President Trump’s best-selling book, “Trump: The Art of the Deal,” should go out of print, according to the book’s ghostwriter, reports The Hollywood Reporter.

“Given the Times report on Trump’s staggering losses, I’d be fine if Random House simply took the book out of print. Or recategorized it as fiction,” writer Tony Schwartz said on Twitter Wednesday.

Earlier this week, The New York Times reported that Trump sustained $1.17 billion loss over a decade, resulting in him being unable to pay taxes for that period of time. His losses were apparently so extreme that he avoided paying taxes until 2005.

“By the time his master-of-the-universe memoir ‘Trump: The Art of the Deal’ hit bookstores in 1987, Donald Trump was already in deep financial distress, losing tens of millions of dollars on troubled business deals, according to previously unrevealed figures from his federal income tax returns,” the report said. “Trump was propelled to the presidency, in part, by a self-spun narrative of business success and of setbacks triumphantly overcome. He has attributed his first run of reversals and bankruptcies to the recession that took hold in 1990. But 10 years of tax information obtained by The New York Times paints a different, and far bleaker, picture of his deal-making abilities and financial condition.”

Following the report, Schwartz feels that everything written in “Art of the Deal” has been officially debunked, referring to Trump as a horrible businessman and a “tax cheat.”

“So The New York Times reports that Trump reported losses on his tax returns of more than $1.1 billion in ten years — more than any American taxpayer. Worst businessman ever? Biggest tax cheat? It’s one or the other — and very likely both,” Schwartz tweeted.

“Thelegal [sic] implications of Trump’s staggering losses may have very little to do with the amount of money he lost — although he was clearly a terrible businessman — than with the fact that he likely committed vast tax fraud in claiming the level of losses he did,” he later added.

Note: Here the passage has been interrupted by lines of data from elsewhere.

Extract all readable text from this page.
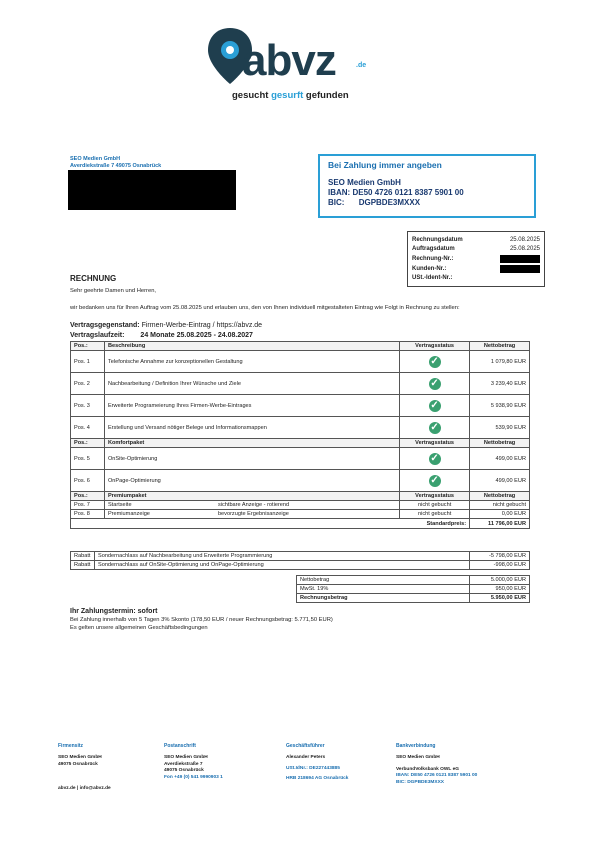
abvz	.de
gesucht gesurft gefunden
SEO Medien GmbH
Averdiekstraße 7 49075 Osnabrück	Bei Zahlung immer angeben
SEO Medien GmbH
IBAN: DE50 4726 0121 8387 5901 00
BIC: DGPBDE3MXXX
Rechnungsdatum	25.08.2025
Auftragsdatum	25.08.2025
Rechnung-Nr.:
Kunden-Nr.:
USt.-Ident-Nr.:
RECHNUNG
Sehr geehrte Damen und Herren,
wir bedanken uns für Ihren Auftrag vom 25.08.2025 und erlauben uns, den von Ihnen individuell mitgestalteten Eintrag wie Folgt in Rechnung zu stellen:
Vertragsgegenstand: Firmen-Werbe-Eintrag / https://abvz.de
Vertragslaufzeit: 24 Monate 25.08.2025 - 24.08.2027
Pos.:	Beschreibung	Vertragsstatus	Nettobetrag
Pos. 1	Telefonische Annahme zur konzeptionellen Gestaltung	✓	1 079,80 EUR
Pos. 2	Nachbearbeitung / Definition Ihrer Wünsche und Ziele	✓	3 239,40 EUR
Pos. 3	Erweiterte Programeierung Ihres Firmen-Werbe-Eintrages	✓	5 938,90 EUR
Pos. 4	Erstellung und Versand nötiger Belege und Informationsmappen	✓	539,90 EUR
Pos.:	Komfortpaket	Vertragsstatus	Nettobetrag
Pos. 5	OnSite-Optimierung	✓	499,00 EUR
Pos. 6	OnPage-Optimierung	✓	499,00 EUR
Pos.:	Premiumpaket	Vertragsstatus	Nettobetrag
Pos. 7	Startseite sichtbare Anzeige - rotierend	nicht gebucht	nicht gebucht
Pos. 8	Premiumanzeige bevorzugte Ergebnisanzeige	nicht gebucht	0,00 EUR
Standardpreis:			11 796,00 EUR
Rabatt	Sondernachlass auf Nachbearbeitung und Erweiterte Programmierung	-5 798,00 EUR
Rabatt	Sondernachlass auf OnSite-Optimierung und OnPage-Optimierung	-998,00 EUR
Nettobetrag	5.000,00 EUR
MwSt. 19%	950,00 EUR
Rechnungsbetrag	5.950,00 EUR
Ihr Zahlungstermin: sofort
Bei Zahlung innerhalb von 5 Tagen 3% Skonto (178,50 EUR / neuer Rechnungsbetrag: 5.771,50 EUR)
Es gelten unsere allgemeinen Geschäftsbedingungen
Firmensitz
SEO Medien GmbH
49075 Osnabrück
abvz.de | info@abvz.de
Postanschrift
SEO Medien GmbH
Averdiekstraße 7
49075 Osnabrück
Fon +49 (0) 541 9990903 1
Geschäftsführer
Alexander Peters
USt.IdNr.: DE227443885
HRB 218694 AG Osnabrück
Bankverbindung
SEO Medien GmbH
VerbundVolksbank OWL eG
IBAN: DE50 4726 0121 8387 5901 00
BIC: DGPBDE3MXXX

Trump denounced the report as “inaccurate” in a detailed tweet about how companies were entitled to massive write-offs in the 80s and 90s.

“Real estate developers in the 1980’s & 1990’s, more than 30 years ago, were entitled to massive write-offs and depreciation which would, if one was actively building, show losses and tax losses in almost all cases. Much was non-monetary. Sometimes considered ‘tax shelter,'” he tweeted. “You would get it by building, or even buying. You always wanted to show losses for tax purposes … almost all real estate developers did – and often re-negotiate with banks, it was sport. Additionally, the very old information put out is a highly inaccurate Fake News hit job!”

“The Art of the Deal” remained on The New York Times best-seller list for 51 weeks. Speaking with The New Yorker in 2016, Schwartz expressed regret for his role in bringing the book to light, saying he presented Trump in a way that catapulted him to become a pop-cultural sensation.

“I put lipstick on a pig,” Schwartz said at the time. “I feel a deep sense of remorse that I contributed to presenting Trump in a way that brought him wider attention and made him more appealing than he is.”

Instead, Schwartz prefers that “The Art of the Deal” be retitled “The Sociopath.”